Aidan and Liam nodded, working quickly to tie the horses up to the wagons to drive them down the roadside. There they waited for all of us to get on. We moved as quickly as we could, the air around us now stirred up and swirling with debris. Every second this storm seemed to be gathering momentum and power. The wind pushed at the trees’ branches so they lashed at us like long arms. We were terrified, each of us jumping up into the wagons for safety. Once we were all aboard Daddy let out a massive ‘Yarhh!’, cracked the reins and galloped the horses hard. We rocked and bounced down the road. I could hear the wagon brushing against the trees as we all held tight, petrified for our lives. Daddy drove us as fast as he dared into the woodlands, hoping that the trees would provide us with a bit of shelter. As we came into the thickest part of the wood we all felt the wind lessen around us.

We stopped, listening, Daddy breathing hard, and just at that moment we heard a tremendous crack, followed by an ear-splitting crash.

The horses reared up, their ears pinned back in alarm, and we all scrambled out of our wagon to see what had happened. There we saw a tree lying right into the middle of the second wagon. We were stunned. I was so fearful that somebody must be hurt inside but then my brothers and sisters popped out of the wagon one by one, completely unharmed.

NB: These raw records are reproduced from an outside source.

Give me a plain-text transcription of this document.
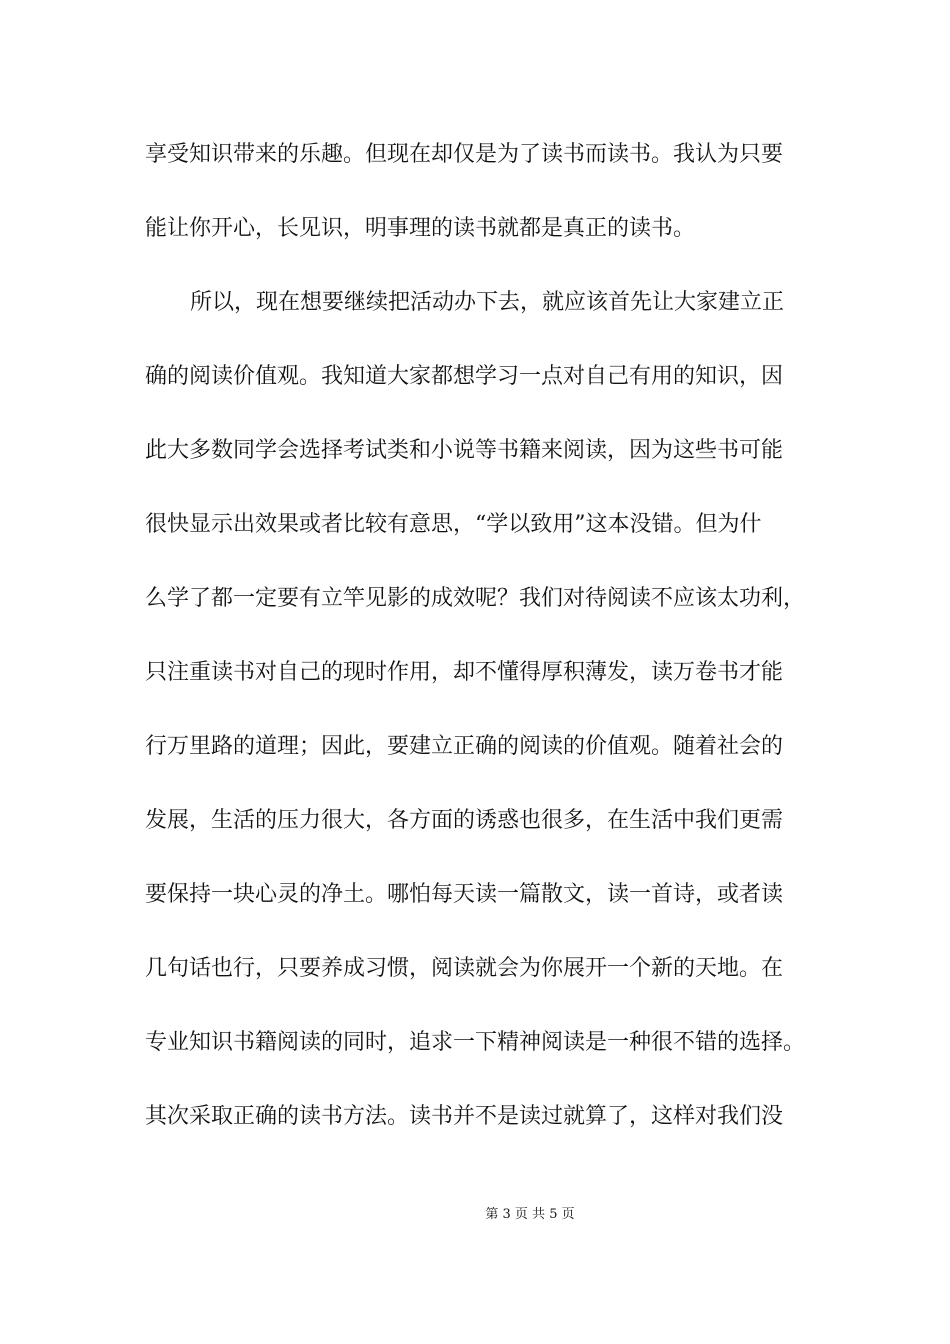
享受知识带来的乐趣。但现在却仅是为了读书而读书。我认为只要
能让你开心，长见识，明事理的读书就都是真正的读书。
所以，现在想要继续把活动办下去，就应该首先让大家建立正
确的阅读价值观。我知道大家都想学习一点对自己有用的知识，因
此大多数同学会选择考试类和小说等书籍来阅读，因为这些书可能
很快显示出效果或者比较有意思，“学以致用”这本没错。但为什
么学了都一定要有立竿见影的成效呢？我们对待阅读不应该太功利，
只注重读书对自己的现时作用，却不懂得厚积薄发，读万卷书才能
行万里路的道理；因此，要建立正确的阅读的价值观。随着社会的
发展，生活的压力很大，各方面的诱惑也很多，在生活中我们更需
要保持一块心灵的净土。哪怕每天读一篇散文，读一首诗，或者读
几句话也行，只要养成习惯，阅读就会为你展开一个新的天地。在
专业知识书籍阅读的同时，追求一下精神阅读是一种很不错的选择。
其次采取正确的读书方法。读书并不是读过就算了，这样对我们没
第 3 页 共 5 页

That night we all slept in the one wagon in the middle of the woods while my father kept watch over us.

By morning the storm had moved on and we woke to see the second wagon buried under leaves and branches while the tree trunk rested slanted with its root jutting out at the other end. It had fallen right into the middle part of the wagon, leaving a gaping hole in the ceiling. Luckily, Daddy said it looked worse than it actually was and he quickly set about fixing it up with Aidan and Liam.

Secretly, Tara and I were disappointed. We’d had enough of the wagons now and we’d hoped the storm might signal an end to our hard life on the road. But Daddy wasn’t giving up, even when the weather turned bitterly cold and snow started to come down in thick white clumps. That first winter was so cold that, even huddled together under a blanket, we shivered while we slept. Yes, life aboard the wagons was certainly harder than we’d imagined. I was quietly yearning to be back in a proper house. By summer we could play out and enjoy ourselves again, but as the second winter approached I felt a horrible dread rising up in me. Things were tough but I had no idea of the terrors another winter would bring.